Re: rcu pending

"Paul E. McKenney" <paulmck@xxxxxxxxxx> · Mon, 19 Aug 2024 07:03:05 -0700

On Mon, Aug 19, 2024 at 12:46:34AM -0400, Kent Overstreet wrote:
> On Sun, Aug 18, 2024 at 09:40:27PM GMT, Paul E. McKenney wrote:
> > On Mon, Aug 19, 2024 at 12:16:42AM -0400, Kent Overstreet wrote:
> > > You can't use a fixed number of callback heads if there's going to be an
> > > unbounded number of callback heads outstanding.
> > 
> > The number of rcu_head structures is your choice, based on your choice
> > of data structure.  You can for example link together data elements that
> > have the same value of get_state_synchronize_rcu() cookie, and use a
> > single rcu_head structure for that group.  You could then do whatever
> > you want for the linking.
> > 
> > But even if you do choose to have a large number of rcu_head structures,
> > perhaps one per data element, there is no law saying that each and every
> > one of them needs to be passed to call_rcu().  For example, kfree_rcu()
> > requires an rcu_head structure in the objects passed to it, but in the
> > common (non-OOM) case, those structures go unused in favor of pages
> > of pointers.
> > 
> > So what were you really trying to get across to me here?
> 
> Like I said, this needs to run in a fixed amount of memory, so your
> proposed algorithm doesn't work for having one rcu_head per seq with
> pending objects.

Please define "fixed amount of memory" in this context.  Given the
information you have provided me, you might mean any number of things,
including the following:

1.	An upper bound on the time from the end of a grace period to
	the point at which you are notified of the end of that grace
	period.

2.	An upper bound on the time from the end of a grace period to
	the point at which you are notified of the end of that grace
	period when there is a "flood" of blocks of memory that start
	waiting for their grace period.

3.	An upper bound on the memory waiting to be freed as a function
	of the maximum duration of any reader, assuming some maximum rate
	at which blocks of memory start waiting for their grace period.
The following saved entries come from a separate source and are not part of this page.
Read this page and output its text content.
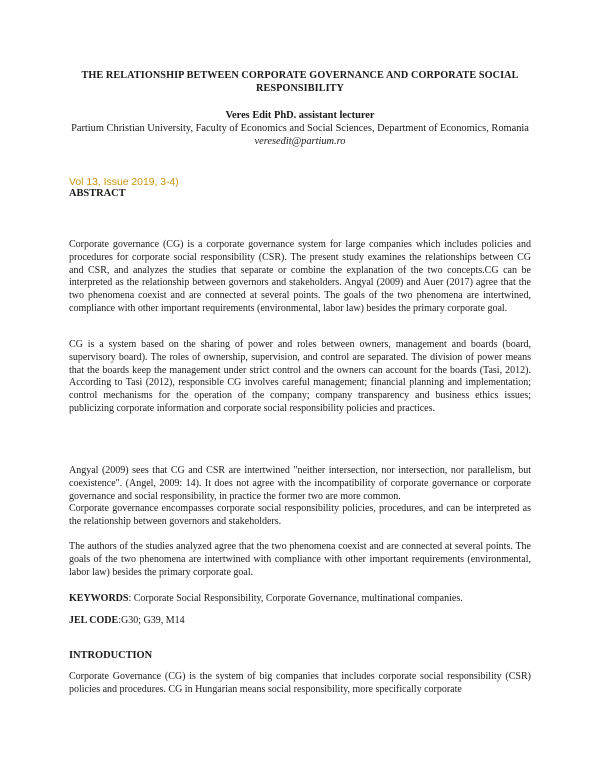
THE RELATIONSHIP BETWEEN CORPORATE GOVERNANCE AND CORPORATE SOCIAL RESPONSIBILITY
Veres Edit PhD. assistant lecturer
Partium Christian University, Faculty of Economics and Social Sciences, Department of Economics, Romania
veresedit@partium.ro
Vol 13, Issue 2019, 3-4)
ABSTRACT

Corporate governance (CG) is a corporate governance system for large companies which includes policies and procedures for corporate social responsibility (CSR). The present study examines the relationships between CG and CSR, and analyzes the studies that separate or combine the explanation of the two concepts.CG can be interpreted as the relationship between governors and stakeholders. Angyal (2009) and Auer (2017) agree that the two phenomena coexist and are connected at several points. The goals of the two phenomena are intertwined, compliance with other important requirements (environmental, labor law) besides the primary corporate goal.

CG is a system based on the sharing of power and roles between owners, management and boards (board, supervisory board). The roles of ownership, supervision, and control are separated. The division of power means that the boards keep the management under strict control and the owners can account for the boards (Tasi, 2012). According to Tasi (2012), responsible CG involves careful management; financial planning and implementation; control mechanisms for the operation of the company; company transparency and business ethics issues; publicizing corporate information and corporate social responsibility policies and practices.

Angyal (2009) sees that CG and CSR are intertwined "neither intersection, nor intersection, nor parallelism, but coexistence". (Angel, 2009: 14). It does not agree with the incompatibility of corporate governance or corporate governance and social responsibility, in practice the former two are more common.

Corporate governance encompasses corporate social responsibility policies, procedures, and can be interpreted as the relationship between governors and stakeholders.

The authors of the studies analyzed agree that the two phenomena coexist and are connected at several points. The goals of the two phenomena are intertwined with compliance with other important requirements (environmental, labor law) besides the primary corporate goal.

KEYWORDS: Corporate Social Responsibility, Corporate Governance, multinational companies.

JEL CODE:G30; G39, M14

INTRODUCTION

Corporate Governance (CG) is the system of big companies that includes corporate social responsibility (CSR) policies and procedures. CG in Hungarian means social responsibility, more specifically corporate
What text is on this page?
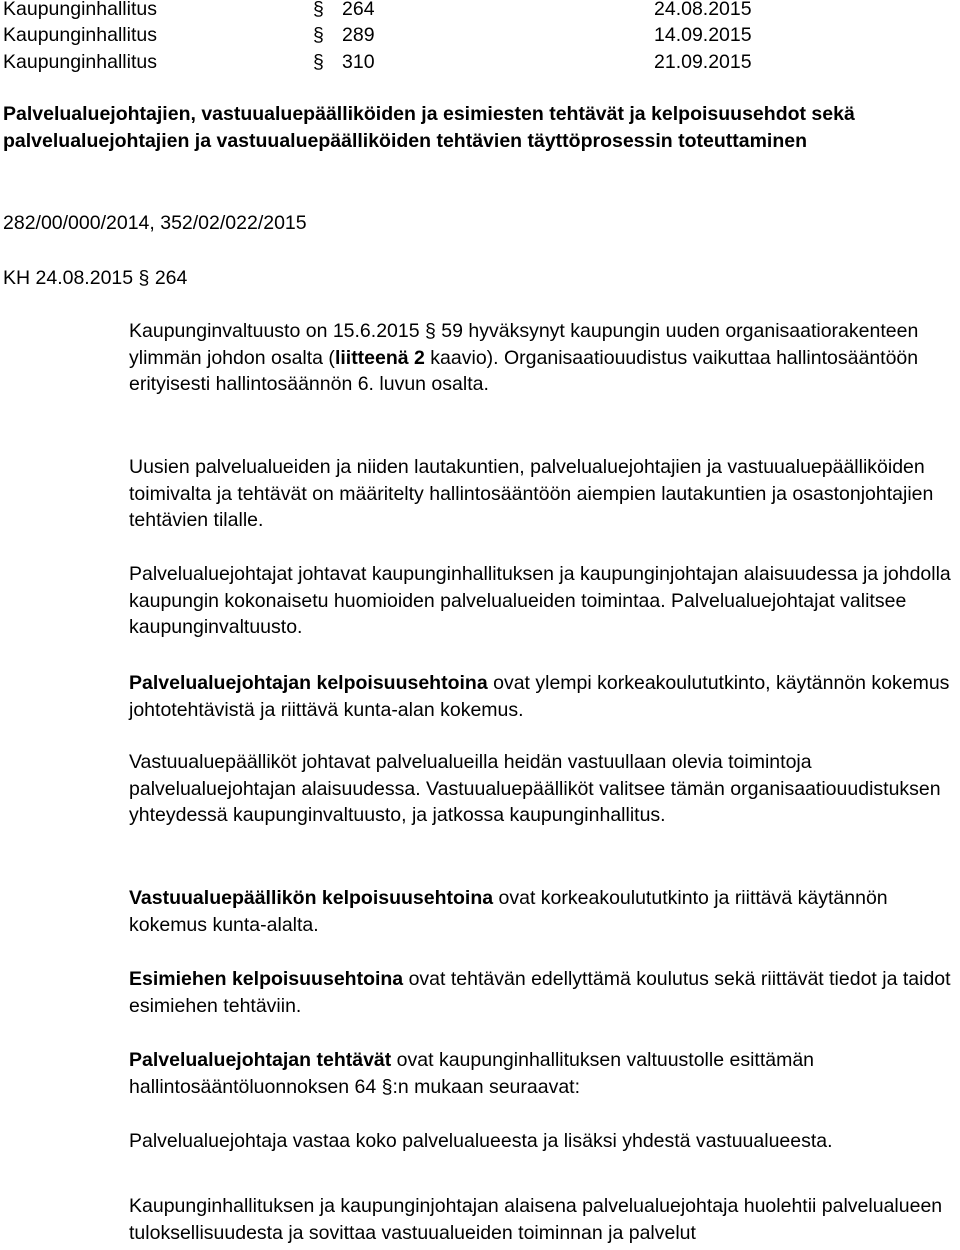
Kaupunginhallitus	§ 264	24.08.2015
Kaupunginhallitus	§ 289	14.09.2015
Kaupunginhallitus	§ 310	21.09.2015
Palvelualuejohtajien, vastuualuepäälliköiden ja esimiesten tehtävät ja kelpoisuusehdot sekä palvelualuejohtajien ja vastuualuepäälliköiden tehtävien täyttöprosessin toteuttaminen
282/00/000/2014, 352/02/022/2015
KH 24.08.2015 § 264

Kaupunginvaltuusto on 15.6.2015 § 59 hyväksynyt kaupungin uuden organisaatiorakenteen ylimmän johdon osalta (liitteenä 2 kaavio). Organisaatiouudistus vaikuttaa hallintosääntöön erityisesti hallintosäännön 6. luvun osalta.

Uusien palvelualueiden ja niiden lautakuntien, palvelualuejohtajien ja vastuualuepäälliköiden toimivalta ja tehtävät on määritelty hallintosääntöön aiempien lautakuntien ja osastonjohtajien tehtävien tilalle.

Palvelualuejohtajat johtavat kaupunginhallituksen ja kaupunginjohtajan alaisuudessa ja johdolla kaupungin kokonaisetu huomioiden palvelualueiden toimintaa. Palvelualuejohtajat valitsee kaupunginvaltuusto.

Palvelualuejohtajan kelpoisuusehtoina ovat ylempi korkeakoulututkinto, käytännön kokemus johtotehtävistä ja riittävä kunta-alan kokemus.

Vastuualuepäälliköt johtavat palvelualueilla heidän vastuullaan olevia toimintoja palvelualuejohtajan alaisuudessa. Vastuualuepäälliköt valitsee tämän organisaatiouudistuksen yhteydessä kaupunginvaltuusto, ja jatkossa kaupunginhallitus.

Vastuualuepäällikön kelpoisuusehtoina ovat korkeakoulututkinto ja riittävä käytännön kokemus kunta-alalta.

Esimiehen kelpoisuusehtoina ovat tehtävän edellyttämä koulutus sekä riittävät tiedot ja taidot esimiehen tehtäviin.

Palvelualuejohtajan tehtävät ovat kaupunginhallituksen valtuustolle esittämän hallintosääntöluonnoksen 64 §:n mukaan seuraavat:

Palvelualuejohtaja vastaa koko palvelualueesta ja lisäksi yhdestä vastuualueesta.

Kaupunginhallituksen ja kaupunginjohtajan alaisena palvelualuejohtaja huolehtii palvelualueen tuloksellisuudesta ja sovittaa vastuualueiden toiminnan ja palvelut
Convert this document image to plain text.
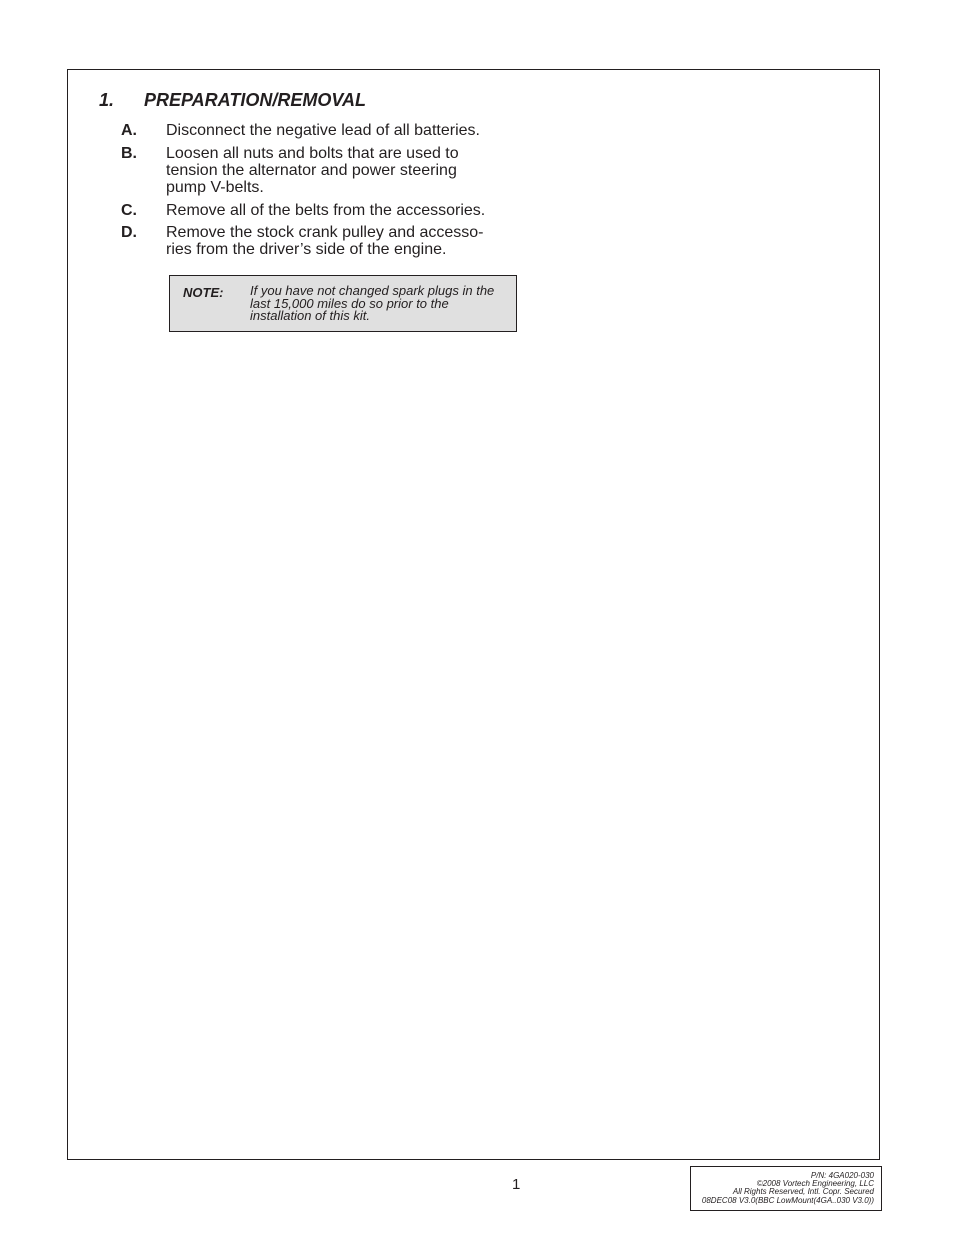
1. PREPARATION/REMOVAL
A. Disconnect the negative lead of all batteries.
B. Loosen all nuts and bolts that are used to
tension the alternator and power steering
pump V-belts.
C. Remove all of the belts from the accessories.
D. Remove the stock crank pulley and accesso-
ries from the driver’s side of the engine.
NOTE: If you have not changed spark plugs in the last 15,000 miles do so prior to the installation of this kit.
1
P/N: 4GA020-030
©2008 Vortech Engineering, LLC
All Rights Reserved, Intl. Copr. Secured
08DEC08 V3.0(BBC LowMount(4GA..030 V3.0))
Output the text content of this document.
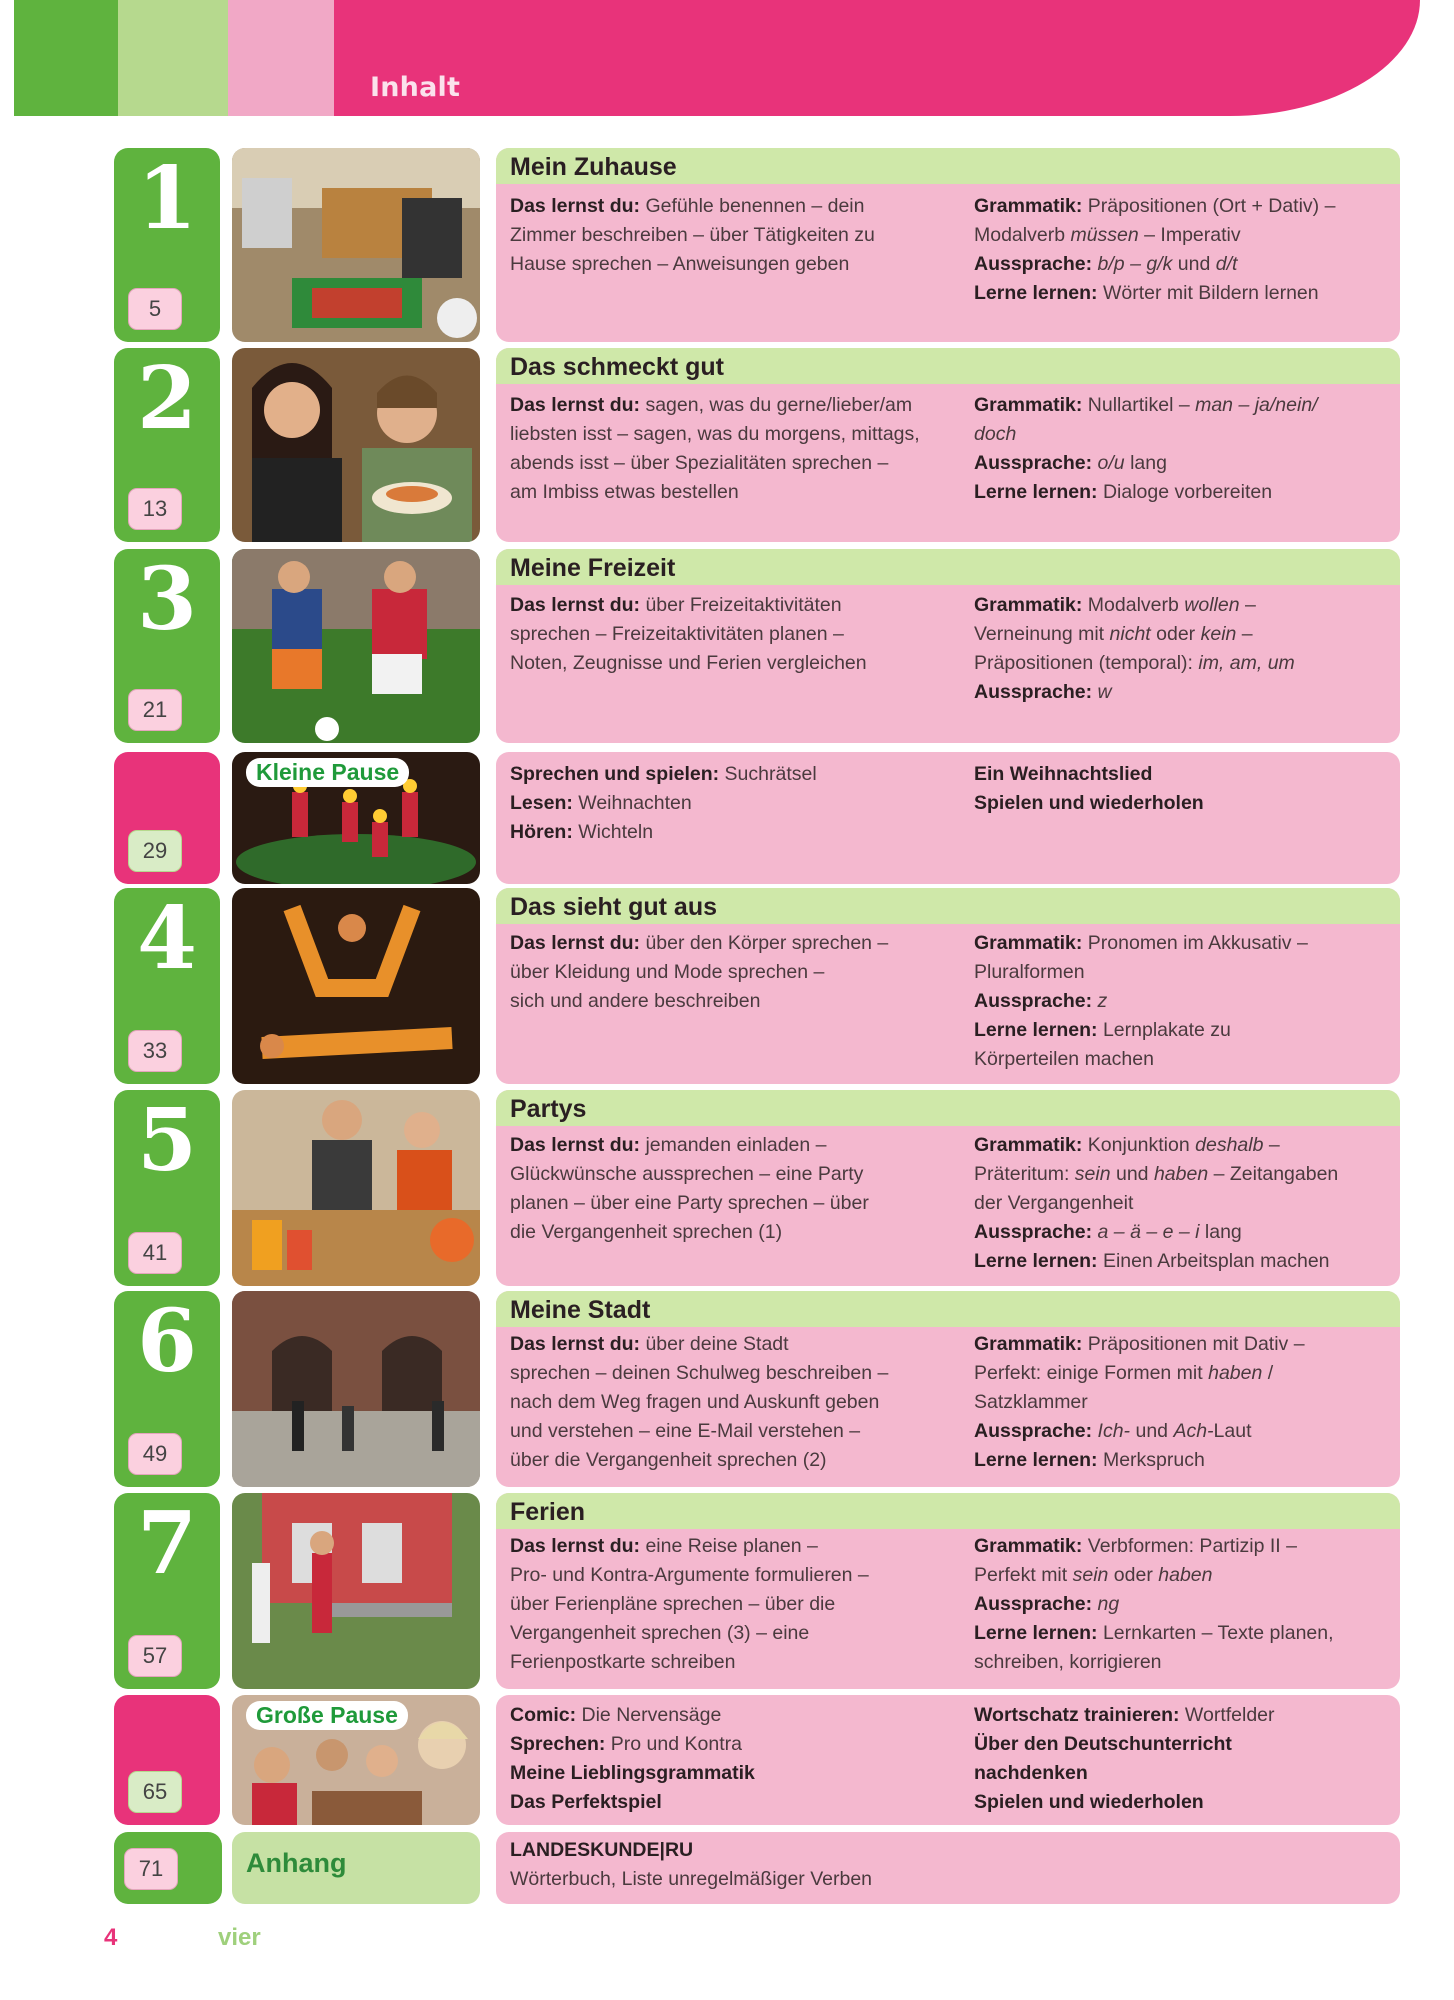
Inhalt
1
5
Mein Zuhause
Das lernst du: Gefühle benennen – dein
Zimmer beschreiben – über Tätigkeiten zu
Hause sprechen – Anweisungen geben
Grammatik: Präpositionen (Ort + Dativ) –
Modalverb müssen – Imperativ
Aussprache: b/p – g/k und d/t
Lerne lernen: Wörter mit Bildern lernen
2
13
Das schmeckt gut
Das lernst du: sagen, was du gerne/lieber/am
liebsten isst – sagen, was du morgens, mittags,
abends isst – über Spezialitäten sprechen –
am Imbiss etwas bestellen
Grammatik: Nullartikel – man – ja/nein/
doch
Aussprache: o/u lang
Lerne lernen: Dialoge vorbereiten
3
21
Meine Freizeit
Das lernst du: über Freizeitaktivitäten
sprechen – Freizeitaktivitäten planen –
Noten, Zeugnisse und Ferien vergleichen
Grammatik: Modalverb wollen –
Verneinung mit nicht oder kein –
Präpositionen (temporal): im, am, um
Aussprache: w
29
Kleine Pause	Sprechen und spielen: Suchrätsel
Lesen: Weihnachten
Hören: Wichteln
Ein Weihnachtslied
Spielen und wiederholen
4
33
Das sieht gut aus
Das lernst du: über den Körper sprechen –
über Kleidung und Mode sprechen –
sich und andere beschreiben
Grammatik: Pronomen im Akkusativ –
Pluralformen
Aussprache: z
Lerne lernen: Lernplakate zu
Körperteilen machen
5
41
Partys
Das lernst du: jemanden einladen –
Glückwünsche aussprechen – eine Party
planen – über eine Party sprechen – über
die Vergangenheit sprechen (1)
Grammatik: Konjunktion deshalb –
Präteritum: sein und haben – Zeitangaben
der Vergangenheit
Aussprache: a – ä – e – i lang
Lerne lernen: Einen Arbeitsplan machen
6
49
Meine Stadt
Das lernst du: über deine Stadt
sprechen – deinen Schulweg beschreiben –
nach dem Weg fragen und Auskunft geben
und verstehen – eine E-Mail verstehen –
über die Vergangenheit sprechen (2)
Grammatik: Präpositionen mit Dativ –
Perfekt: einige Formen mit haben /
Satzklammer
Aussprache: Ich- und Ach-Laut
Lerne lernen: Merkspruch
7
57
Ferien
Das lernst du: eine Reise planen –
Pro- und Kontra-Argumente formulieren –
über Ferienpläne sprechen – über die
Vergangenheit sprechen (3) – eine
Ferienpostkarte schreiben
Grammatik: Verbformen: Partizip II –
Perfekt mit sein oder haben
Aussprache: ng
Lerne lernen: Lernkarten – Texte planen,
schreiben, korrigieren
65
Große Pause	Comic: Die Nervensäge
Sprechen: Pro und Kontra
Meine Lieblingsgrammatik
Das Perfektspiel
Wortschatz trainieren: Wortfelder
Über den Deutschunterricht
nachdenken
Spielen und wiederholen
71	Anhang	LANDESKUNDE|RU
Wörterbuch, Liste unregelmäßiger Verben
4	vier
4.	An upper bound on the memory waiting to be freed as a function
	of the maximum duration of any reader, independent of the rate
	at which blocks of memory start waiting for their grace period.

5.	A guarantee that any block that is not actively in use by some
	reader can be freed, albeit at some additional read-side and
	update-side expense, and some added read-side complexity.

6.	Beyond this point, as far as I know, you would need to be living
	in a different universe having rather different laws of physics.

The definition I was working with is #2 above.

#3 requires that your code provide a maximum upper bound for the execution
time of all readers.  Even given such an upper bound, I don't know of
a way of doing #4 without massive read-side memory contention, with the
accompanying lack of performance and scalability.

#5 might (or might not) be addressed by something like hazard pointers.
The read-side computational expense is a full memory barrier in the
counterpart to rcu_dereference(), and also that rcu_dereference() can
say "no", which would require the reader to restart its traversal from
the beginning.  (This happens when a reader races with an updater that
removes the element that the reader was to traverse next.)  There is an
early prototype of hazard pointers under development, but in my opinion,
it is not yet production-ready.

So exactly what are you looking for here?

							Thanx, Paul